First search in the AWS services for Lambda and create a new function. After you finished you should be able to see a code source interface. Here you already see an example code with a function called lambda handler. The function's name in the code always has to be lambda handler! Probably after a few adjustments to your code you wrote earlier  you can copy it in there. Don't forget to import the libraries necessary to run the code!

![grafik.png](attachment:6d4dd7d5-ccb1-4f83-ab9b-93deb5deba93.png)

### Adding layers 

When testing the code for the first time you will probably get an error message.
Unfortunately AWS has not every Python library available by default. To get your code working nonetheless you can add layers to your Lamdba function.

There are three ways to add layers to your function:

![grafik.png](attachment:19207079-bd91-42cf-9818-8410c48c4059.png)

- The AWS layers consist of some basic libraries like pandas.
- Specify an ARN: ARN stands for Amazon Resource Name. A list of many libraries and their respective ARNs can be found here: https://github.com/keithrozario/Klayers/tree/master/deployments/python3.8/arns
- Custom layers: If you can not find an ARN that fits your needs, you may have to add custom layers. You do this by pip installing the libraries you need into a folder in your local directory and uploading that folder as a zip file. 

For our weather data we made use of all three options.
Also we created some more .py-files in our definition of our lambda function as can be seen on the left side of the screenshot:

![grafik.png](attachment:dc241f66-76fb-472f-a79d-3f0a11c2ee73.png)

We did this because we split our project into a main file and several supporting files (where most of the functions are defined). As you can see these files can be implemented nicely into the structure of the lambda function by simply importing them at the beginning of the code.

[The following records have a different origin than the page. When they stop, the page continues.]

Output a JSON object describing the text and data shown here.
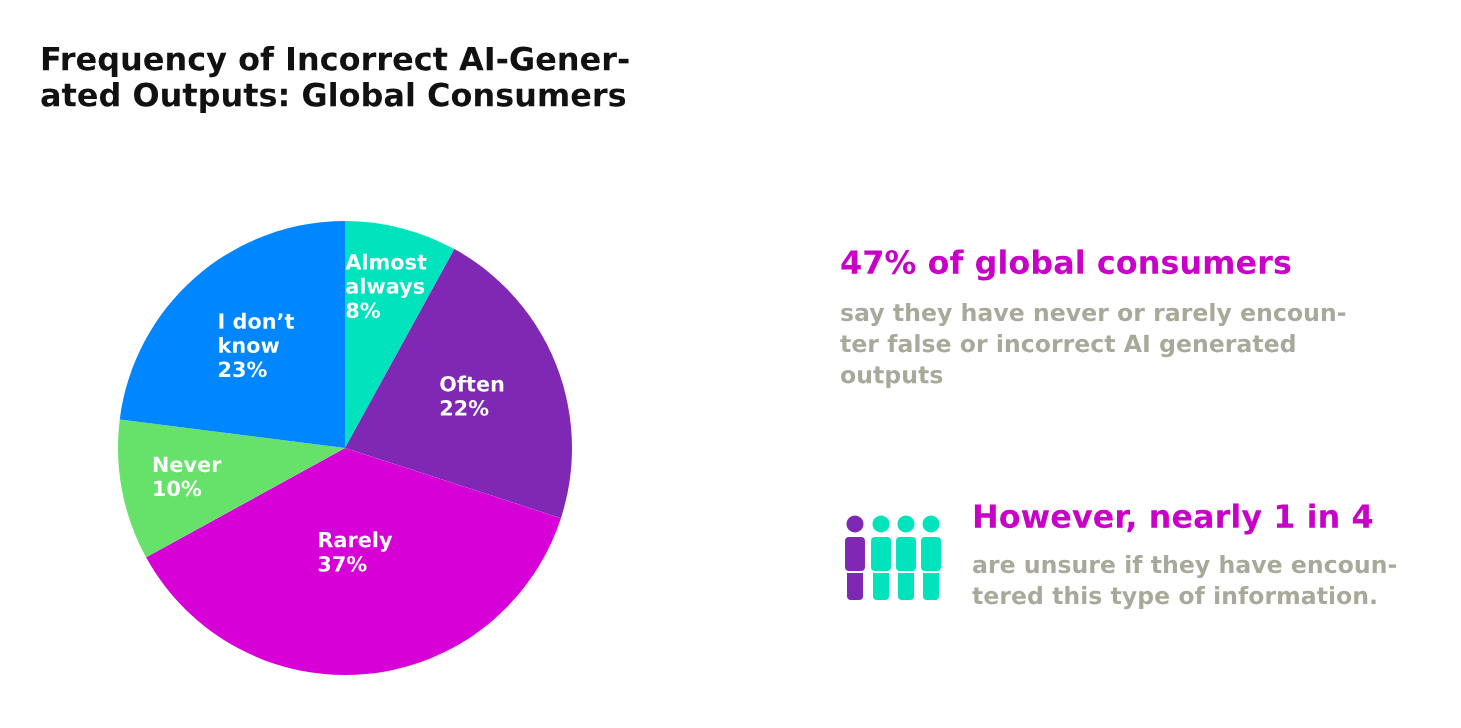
{
  "chart_data": {
    "type": "pie",
    "title": "Frequency of Incorrect AI-Gener-\nated Outputs: Global Consumers",
    "categories": [
      "Almost\nalways",
      "Often",
      "Rarely",
      "Never",
      "I don’t\nknow"
    ],
    "values": [
      8,
      22,
      37,
      10,
      23
    ],
    "value_labels": [
      "8%",
      "22%",
      "37%",
      "10%",
      "23%"
    ],
    "colors": [
      "#00e3bd",
      "#7f28b4",
      "#d700d6",
      "#66e169",
      "#0087ff"
    ],
    "annotations": [
      "47% of global consumers",
      "say they have never or rarely encoun-\nter false or incorrect AI generated\noutputs",
      "However, nearly 1 in 4",
      "are unsure if they have encoun-\ntered this type of information."
    ]
  }
}
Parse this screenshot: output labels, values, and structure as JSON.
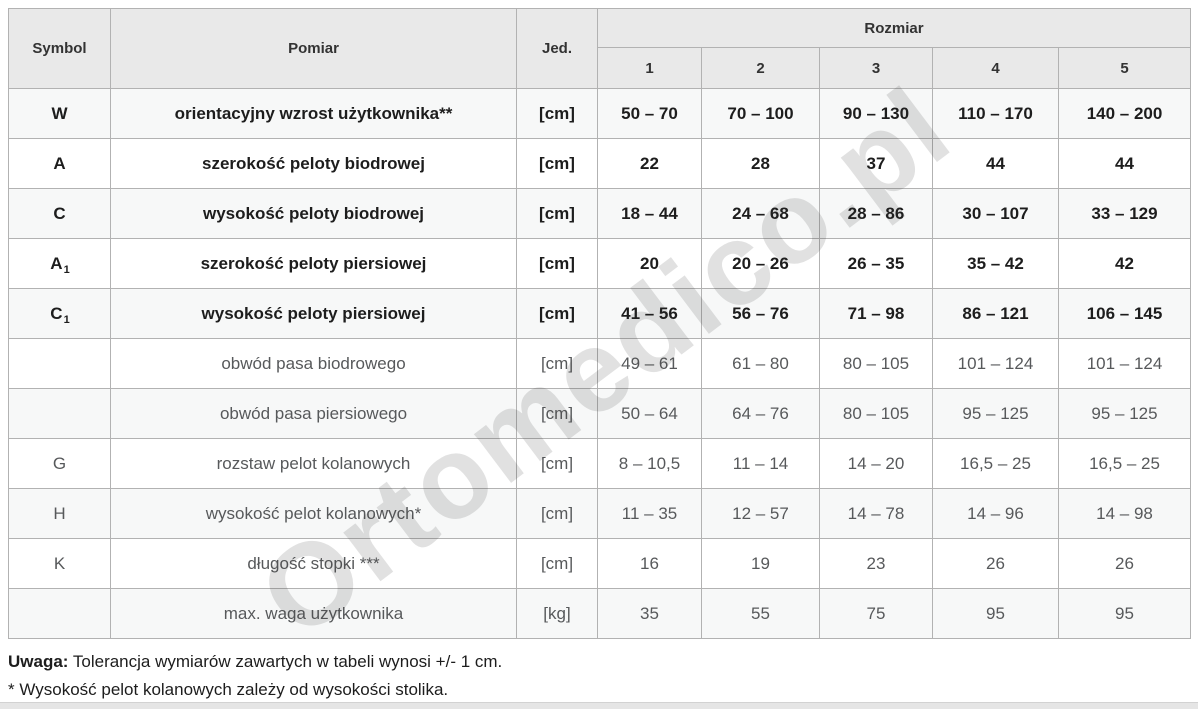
{
  "table": {
    "headers": {
      "symbol": "Symbol",
      "pomiar": "Pomiar",
      "jed": "Jed.",
      "rozmiar": "Rozmiar",
      "sizes": [
        "1",
        "2",
        "3",
        "4",
        "5"
      ]
    },
    "rows": [
      {
        "symbol": "W",
        "sub": "",
        "pomiar": "orientacyjny wzrost użytkownika**",
        "jed": "[cm]",
        "bold": true,
        "values": [
          "50 – 70",
          "70 – 100",
          "90 – 130",
          "110 – 170",
          "140 – 200"
        ]
      },
      {
        "symbol": "A",
        "sub": "",
        "pomiar": "szerokość peloty biodrowej",
        "jed": "[cm]",
        "bold": true,
        "values": [
          "22",
          "28",
          "37",
          "44",
          "44"
        ]
      },
      {
        "symbol": "C",
        "sub": "",
        "pomiar": "wysokość peloty biodrowej",
        "jed": "[cm]",
        "bold": true,
        "values": [
          "18 – 44",
          "24 – 68",
          "28 – 86",
          "30 – 107",
          "33 – 129"
        ]
      },
      {
        "symbol": "A",
        "sub": "1",
        "pomiar": "szerokość peloty piersiowej",
        "jed": "[cm]",
        "bold": true,
        "values": [
          "20",
          "20 – 26",
          "26 – 35",
          "35 – 42",
          "42"
        ]
      },
      {
        "symbol": "C",
        "sub": "1",
        "pomiar": "wysokość peloty piersiowej",
        "jed": "[cm]",
        "bold": true,
        "values": [
          "41 – 56",
          "56 – 76",
          "71 – 98",
          "86 – 121",
          "106 – 145"
        ]
      },
      {
        "symbol": "",
        "sub": "",
        "pomiar": "obwód pasa biodrowego",
        "jed": "[cm]",
        "bold": false,
        "values": [
          "49 – 61",
          "61 – 80",
          "80 – 105",
          "101 – 124",
          "101 – 124"
        ]
      },
      {
        "symbol": "",
        "sub": "",
        "pomiar": "obwód pasa piersiowego",
        "jed": "[cm]",
        "bold": false,
        "values": [
          "50 – 64",
          "64 – 76",
          "80 – 105",
          "95 – 125",
          "95 – 125"
        ]
      },
      {
        "symbol": "G",
        "sub": "",
        "pomiar": "rozstaw pelot kolanowych",
        "jed": "[cm]",
        "bold": false,
        "values": [
          "8 – 10,5",
          "11 – 14",
          "14 – 20",
          "16,5 – 25",
          "16,5 – 25"
        ]
      },
      {
        "symbol": "H",
        "sub": "",
        "pomiar": "wysokość pelot kolanowych*",
        "jed": "[cm]",
        "bold": false,
        "values": [
          "11 – 35",
          "12 – 57",
          "14 – 78",
          "14 – 96",
          "14 – 98"
        ]
      },
      {
        "symbol": "K",
        "sub": "",
        "pomiar": "długość stopki ***",
        "jed": "[cm]",
        "bold": false,
        "values": [
          "16",
          "19",
          "23",
          "26",
          "26"
        ]
      },
      {
        "symbol": "",
        "sub": "",
        "pomiar": "max. waga użytkownika",
        "jed": "[kg]",
        "bold": false,
        "values": [
          "35",
          "55",
          "75",
          "95",
          "95"
        ]
      }
    ]
  },
  "notes": {
    "note1_label": "Uwaga:",
    "note1_text": " Tolerancja wymiarów zawartych w tabeli wynosi +/- 1 cm.",
    "note2": "* Wysokość pelot kolanowych zależy od wysokości stolika."
  },
  "watermark": {
    "text": "Ortomedico.pl"
  },
  "colors": {
    "header_bg": "#e9e9e9",
    "row_alt_bg": "#f7f8f8",
    "border": "#b2b2b2",
    "text_bold": "#1d1d1d",
    "text_regular": "#57595b",
    "watermark": "rgba(55,55,55,0.15)"
  }
}
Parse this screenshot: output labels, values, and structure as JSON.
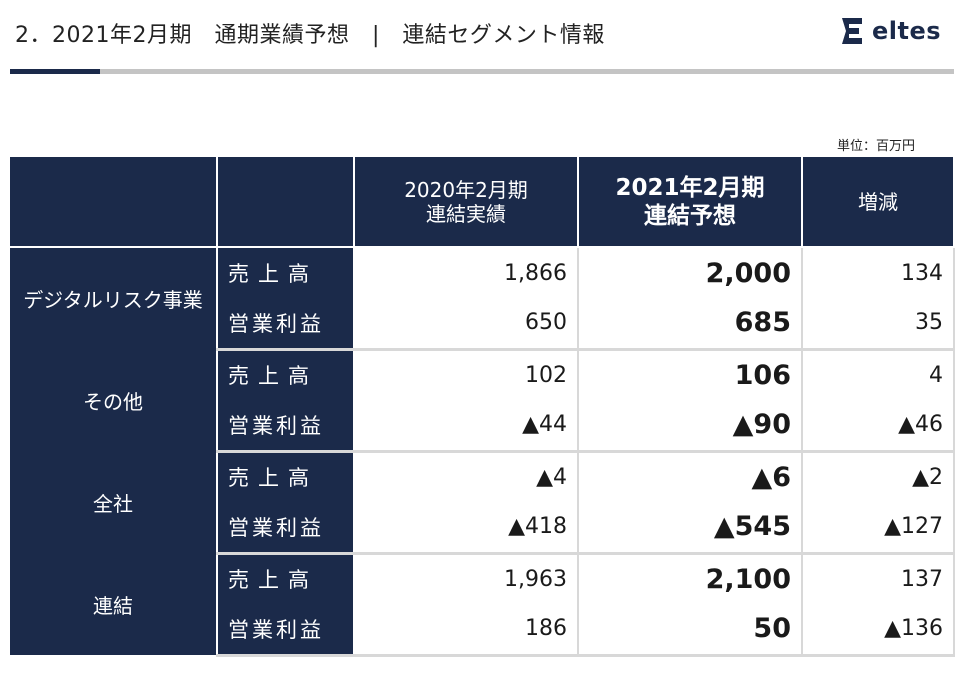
{
  "header": {
    "title": "2．2021年2月期　通期業績予想　|　連結セグメント情報",
    "logo_text": "eltes"
  },
  "unit_note": "単位：百万円",
  "table": {
    "col_headers": [
      {
        "lines": [
          "2020年2月期",
          "連結実績"
        ]
      },
      {
        "lines": [
          "2021年2月期",
          "連結予想"
        ]
      },
      {
        "lines": [
          "増減"
        ]
      }
    ],
    "segments": [
      {
        "name": "デジタルリスク事業",
        "rows": [
          {
            "metric": "売上高",
            "values": [
              "1,866",
              "2,000",
              "134"
            ]
          },
          {
            "metric": "営業利益",
            "values": [
              "650",
              "685",
              "35"
            ]
          }
        ]
      },
      {
        "name": "その他",
        "rows": [
          {
            "metric": "売上高",
            "values": [
              "102",
              "106",
              "4"
            ]
          },
          {
            "metric": "営業利益",
            "values": [
              "▲44",
              "▲90",
              "▲46"
            ]
          }
        ]
      },
      {
        "name": "全社",
        "rows": [
          {
            "metric": "売上高",
            "values": [
              "▲4",
              "▲6",
              "▲2"
            ]
          },
          {
            "metric": "営業利益",
            "values": [
              "▲418",
              "▲545",
              "▲127"
            ]
          }
        ]
      },
      {
        "name": "連結",
        "rows": [
          {
            "metric": "売上高",
            "values": [
              "1,963",
              "2,100",
              "137"
            ]
          },
          {
            "metric": "営業利益",
            "values": [
              "186",
              "50",
              "▲136"
            ]
          }
        ]
      }
    ]
  },
  "colors": {
    "navy": "#1b2a4a",
    "rule_gray": "#c4c4c4",
    "grid_gray": "#d8d8d8"
  }
}
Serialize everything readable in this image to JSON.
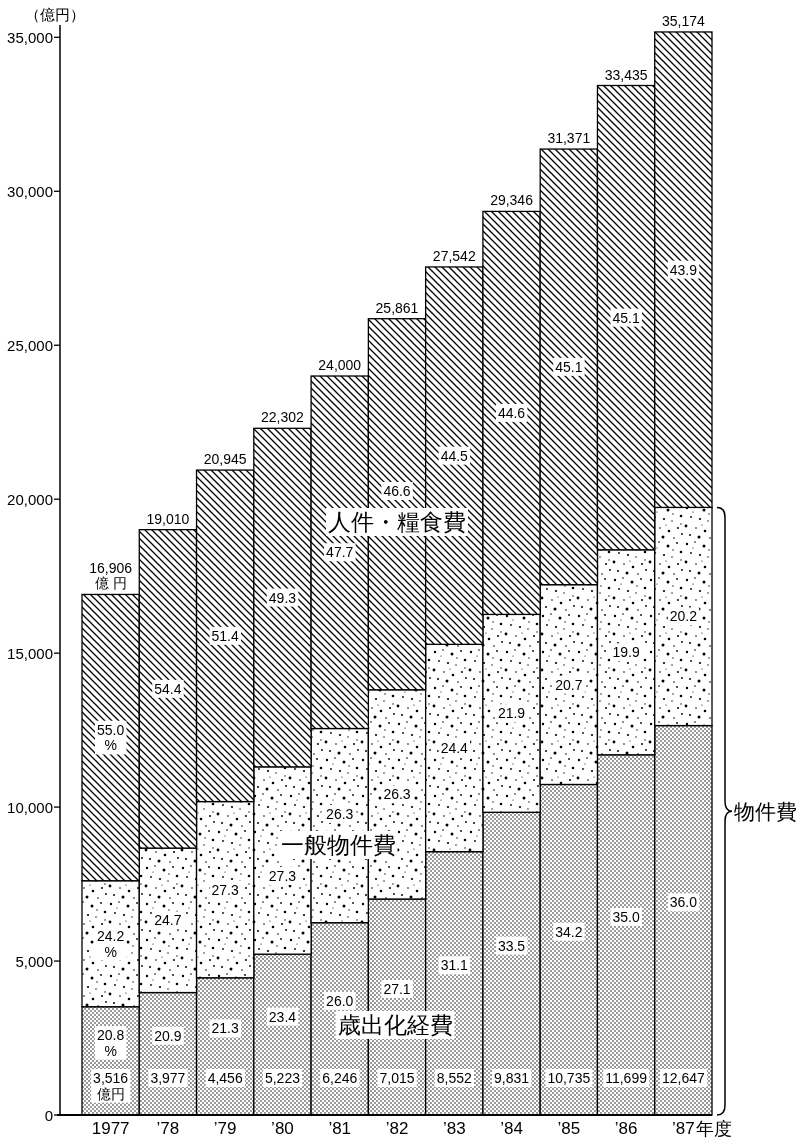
{
  "chart_data": {
    "type": "bar",
    "stacked": true,
    "ylabel": "（億円）",
    "xlabel": "年度",
    "categories": [
      "1977",
      "’78",
      "’79",
      "’80",
      "’81",
      "’82",
      "’83",
      "’84",
      "’85",
      "’86",
      "’87"
    ],
    "series": [
      {
        "name": "歳出化経費",
        "color": "#000000",
        "values": [
          3516,
          3977,
          4456,
          5223,
          6246,
          7015,
          8552,
          9831,
          10735,
          11699,
          12647
        ],
        "value_labels": [
          "3,516\n億円",
          "3,977",
          "4,456",
          "5,223",
          "6,246",
          "7,015",
          "8,552",
          "9,831",
          "10,735",
          "11,699",
          "12,647"
        ]
      },
      {
        "name": "一般物件費",
        "color": "#000000",
        "values": [
          4092,
          4692,
          5723,
          6084,
          6306,
          6795,
          6734,
          6427,
          6488,
          6657,
          7086
        ]
      },
      {
        "name": "人件・糧食費",
        "color": "#000000",
        "values": [
          9298,
          10341,
          10766,
          10995,
          11448,
          12051,
          12256,
          13088,
          14148,
          15079,
          15441
        ]
      }
    ],
    "totals": [
      "16,906\n億 円",
      "19,010",
      "20,945",
      "22,302",
      "24,000",
      "25,861",
      "27,542",
      "29,346",
      "31,371",
      "33,435",
      "35,174"
    ],
    "ylim": [
      0,
      35400
    ],
    "yticks": [
      0,
      {
        "value": 5000,
        "label": "5,000"
      },
      {
        "value": 10000,
        "label": "10,000"
      },
      {
        "value": 15000,
        "label": "15,000"
      },
      {
        "value": 20000,
        "label": "20,000"
      },
      {
        "value": 25000,
        "label": "25,000"
      },
      {
        "value": 30000,
        "label": "30,000"
      },
      {
        "value": 35000,
        "label": "35,000"
      }
    ],
    "annotations": [
      "20.8\n%",
      "24.2\n%",
      "55.0\n%",
      "20.9",
      "24.7",
      "54.4",
      "21.3",
      "27.3",
      "51.4",
      "23.4",
      "27.3",
      "49.3",
      "26.0",
      "26.3",
      "47.7",
      "27.1",
      "26.3",
      "46.6",
      "31.1",
      "24.4",
      "44.5",
      "33.5",
      "21.9",
      "44.6",
      "34.2",
      "20.7",
      "45.1",
      "35.0",
      "19.9",
      "45.1",
      "36.0",
      "20.2",
      "43.9",
      "物件費"
    ]
  }
}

If the testing was succesful, we only need one more step for automating our pipeline: We have to set a trigger that fires everyday. Without that out function won't run by itself.

## Setting the trigger

![grafik.png](attachment:1ac58cb3-5a89-4668-8244-6112ae2d1f5c.png)

In the lower left side of our function triggers can be added. We decided to let a CloudWatch Event to be the trigger, though there are many other possible options to set those.
We can give it a name and a description and, of course, set the rules for firing the trigger:

![grafik.png](attachment:d27203a9-cdf1-43fe-a7b5-ffd93b9b36d6.png)

Note that in this case the expresseion has to be a cron-expression. An easy generator for said expressions can be found following this link:

https://www.freeformatter.com/cron-expression-generator-quartz.html

As an example: For the trigger firing everyday at 6am, we would write cron(0 0 6 * * ?).

After a while (depending on the trigger rate) we can monitor if and when our trigger has fired:

![grafik.png](attachment:e533c7a7-209f-46a0-91d5-a67822fa9fa8.png)

You can find the invocation count, duration time, success rate and other interesting data there.

This concludes the pipeline report. One last thing to note: In the above code used for the the lambda function, I put the API, the hostname etc. there directly. If you share your function, you should definitely consider using environmental variables or further encryption to keep your secrets safe!